A deliberately constrained learning project: build the money-movement core of a fintech wallet / SaaS-credits system on MySQL / InnoDB, where the rule is I never get handed a schema. The schema is trivial; keeping money correct under concurrency and at scale is not. That hard part can't be answered by a schema dump — it has to be reasoned about. So I write the design and the reasoning; my AI tooling is configured to only attack it, never author it.
This repo is two things at once:
- A portfolio piece — a public record of how I think about data modeling, indexing, transactions, and query-plan tuning.
- Deliberate practice — I'm a backend engineer (Go, ~1.5y) whose honest weakest area is
the database layer: I'd never designed a schema, an index, or read an
EXPLAINplan. This project exists to close exactly that gap, on purpose, the hard way.
If you ask an AI for a ledger schema, you get a correct one instantly and learn nothing. So the
.claude/CLAUDE.md in this repo configures Claude Code as a skeptical
senior DBA that is forbidden from writing any schema, SQL, or code for me. It may only ask
questions, cite the official MySQL/InnoDB docs, and tell me when I'm wrong — never how to
fix it. Every design decision in this repo is one I had to sweat for and defend out loud.
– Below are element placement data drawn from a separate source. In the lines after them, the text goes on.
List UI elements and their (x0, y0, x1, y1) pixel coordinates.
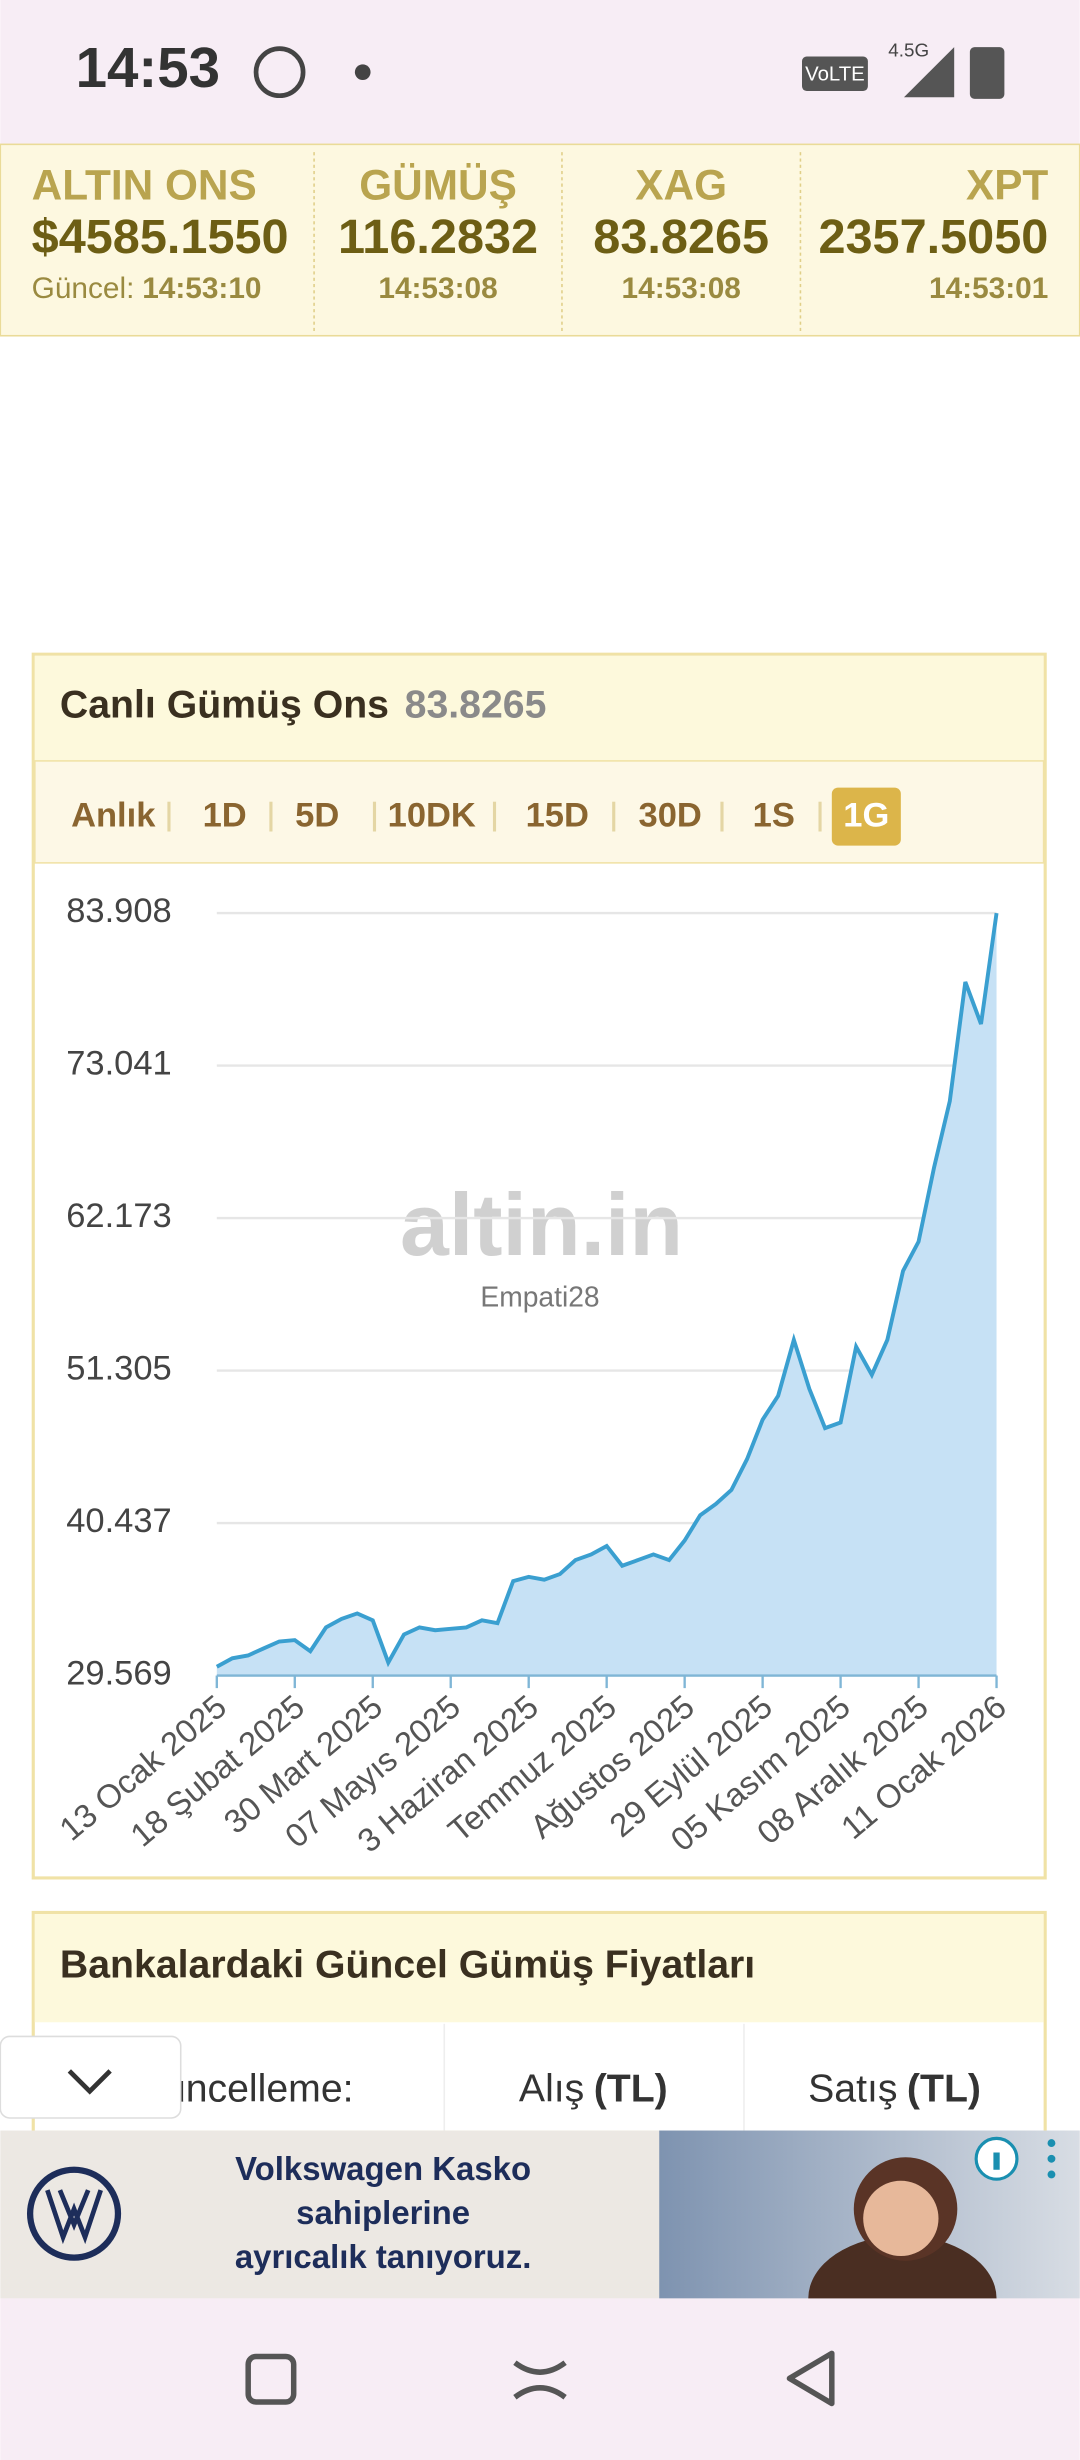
ticker-time: 14:53:01 (929, 272, 1048, 305)
ticker-name: ALTIN ONS (32, 161, 257, 208)
column-unit: (TL) (907, 2067, 981, 2111)
menu-dot (1047, 2154, 1056, 2163)
chart-title: Canlı Gümüş Ons 83.8265 (60, 683, 547, 727)
home-button[interactable] (513, 2360, 567, 2400)
panel-header (34, 655, 1044, 761)
recents-button[interactable] (245, 2353, 297, 2405)
info-i (993, 2152, 1000, 2170)
ad-text: Volkswagen Kasko sahiplerine ayrıcalık tan… (235, 2150, 532, 2275)
battery-icon (969, 47, 1005, 99)
nav-bar (0, 2298, 1080, 2460)
dot (354, 64, 371, 81)
tab[interactable]: 1D (203, 796, 247, 834)
signal-icon (903, 47, 955, 98)
vw-mark (45, 2189, 103, 2245)
tab[interactable]: 15D (526, 796, 589, 834)
bank-columns: Güncelleme: Alış (TL) Satış (TL) (133, 2067, 981, 2111)
collapse-button[interactable] (0, 2035, 182, 2119)
ticker-value: $4585.1550 (32, 210, 289, 264)
column-header: Satış (TL) (808, 2067, 981, 2111)
tab[interactable]: 30D (639, 796, 702, 834)
ad-line: Volkswagen Kasko (235, 2150, 531, 2187)
ticker-time: Güncel: 14:53:10 (32, 272, 262, 305)
time-value: 14:53:08 (622, 272, 741, 305)
ticker-bar (0, 143, 1080, 337)
title-text: Canlı Gümüş Ons (60, 683, 389, 727)
chevron (67, 2069, 112, 2095)
ad-line: ayrıcalık tanıyoruz. (235, 2238, 532, 2275)
status-bar (0, 0, 1080, 145)
volte-box (802, 56, 868, 91)
current-value: 83.8265 (405, 683, 547, 727)
y-tick-label: 29.569 (66, 1655, 172, 1693)
tab[interactable]: Anlık (71, 796, 156, 834)
menu-dot[interactable] (1047, 2139, 1056, 2148)
time-value: 14:53:01 (929, 272, 1048, 305)
column-header: Alış (TL) (519, 2067, 668, 2111)
ad-line: sahiplerine (296, 2194, 470, 2231)
y-tick-label: 51.305 (66, 1350, 172, 1388)
time-value: 14:53:08 (378, 272, 497, 305)
active-tab-bg (831, 787, 901, 846)
watermark: altin.in (400, 1175, 683, 1274)
y-tick-label: 62.173 (66, 1197, 172, 1235)
tab[interactable]: 1G (843, 796, 889, 834)
watermark-sub: Empati28 (480, 1280, 599, 1312)
network: 4.5G (888, 40, 929, 61)
area (216, 913, 997, 1676)
tab[interactable]: 10DK (388, 796, 476, 834)
y-tick-label: 40.437 (66, 1502, 172, 1540)
line (215, 912, 999, 1669)
ticker-value: 2357.5050 (818, 210, 1048, 264)
column-unit: (TL) (594, 2067, 668, 2111)
tabs: Anlık 1D 5D 10DK 15D 30D 1S 1G (71, 787, 901, 846)
back-button[interactable] (786, 2350, 835, 2407)
time-label: Güncel: (32, 272, 135, 305)
tab[interactable]: 5D (295, 796, 339, 834)
menu-dot (1047, 2170, 1056, 2179)
y-tick-label: 83.908 (66, 892, 172, 930)
ticker-value: 116.2832 (338, 210, 538, 264)
ticker-name: XAG (635, 161, 727, 208)
bank-title: Bankalardaki Güncel Gümüş Fiyatları (60, 1943, 755, 1987)
ticker-time: 14:53:08 (622, 272, 741, 305)
ticker-value: 83.8265 (593, 210, 769, 264)
volte: VoLTE (805, 64, 865, 86)
ticker-name: GÜMÜŞ (359, 161, 517, 208)
photo-face (863, 2180, 939, 2257)
column-label: Satış (808, 2067, 897, 2111)
whatsapp-icon (253, 46, 306, 99)
ticker-time: 14:53:08 (378, 272, 497, 305)
bank-header (34, 1914, 1044, 2023)
clock: 14:53 (76, 36, 220, 99)
tab[interactable]: 1S (753, 796, 795, 834)
column-label: Alış (519, 2067, 584, 2111)
time-value: 14:53:10 (142, 272, 261, 305)
ticker-name: XPT (966, 161, 1048, 208)
vw-logo (26, 2166, 122, 2261)
y-tick-label: 73.041 (66, 1045, 172, 1083)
Using AI as an adversary that sharpens reasoning, rather than a vending machine that replaces it, is itself the meta-skill I'm practicing here.
The money-movement core of a product where users can top up, spend / withdraw, transfer to another user, and refund. Modeled from six correctness invariants rather than from a given table layout:
- Money is conserved — internal ops never create or destroy value (→ double-entry).
- No negative balance unless overdraft is explicitly allowed.
- Every operation is idempotent — a retried top-up applies exactly once.
- The ledger is append-only & auditable — no
UPDATE/DELETEof posted entries; corrections are compensating entries. - History is queryable — "balance of account X at time T?" must be answerable.
- Reads are hot — "last 50 transactions" and "current balance" are called constantly.
The schema is derived from these invariants. See the full brief: ledger_db_learning_project.md.
Each scenario is run against a real MySQL instance to watch a specific failure happen:
| # | Scenario | What it teaches |
|---|---|---|
| A | Two concurrent withdrawals of 80 from a balance of 100 | Isolation levels, SELECT … FOR UPDATE, optimistic versioning |
| B | Transfer A→B crashes after debit, before credit | Atomicity, transaction boundaries, dual-write problem |
| C | SUM() over 10M ledger rows takes 2s |
EXPLAIN the scan; running-balance vs snapshot vs sum-on-read |
| D | "Transactions between two dates for account X" is slow | Composite index, column order, leftmost-prefix, selectivity |
| E | LIMIT 50 OFFSET 1000000 crawls |
Keyset / cursor pagination |
| F | Transfer A→B and B→A concurrently | Deadlocks, lock ordering, reading the InnoDB deadlock log |
- Phase 0 — Model on paper. No DB, no AI. Invariants → tables → exact queries.
- Phase 1 — B-tree reality: full scan vs range scan, B+-tree fan-out, InnoDB clustered PK.
- Phase 2 — Selectivity & composite indexes; covering indexes (
Using index). - Phase 3 — Transactions & isolation levels; finding write skew under
REPEATABLE READ. - Phase 4 — Locking & deadlocks; pessimistic vs optimistic; InnoDB gap locks.
- Phase 5 — The aggregation trade-off: sum-on-read vs running balance vs snapshot, measured.
- MySQL 8.x / InnoDB (primary), Postgres notes where behavior differs
- Go for the thin application layer (the DB is the point)
- Dockerized local MySQL; synthetic data generator for scale tests
.
├── README.md # you are here
├── ledger_db_learning_project.md # full project brief / curriculum
├── .claude/CLAUDE.md # the "DBA adversary" rules for Claude Code
└── docs/ # my design artifacts: paper model, notes, EXPLAIN logs
Status: active learning project, not production software, and not intended to be. The point is the reasoning trail, not a deployable product.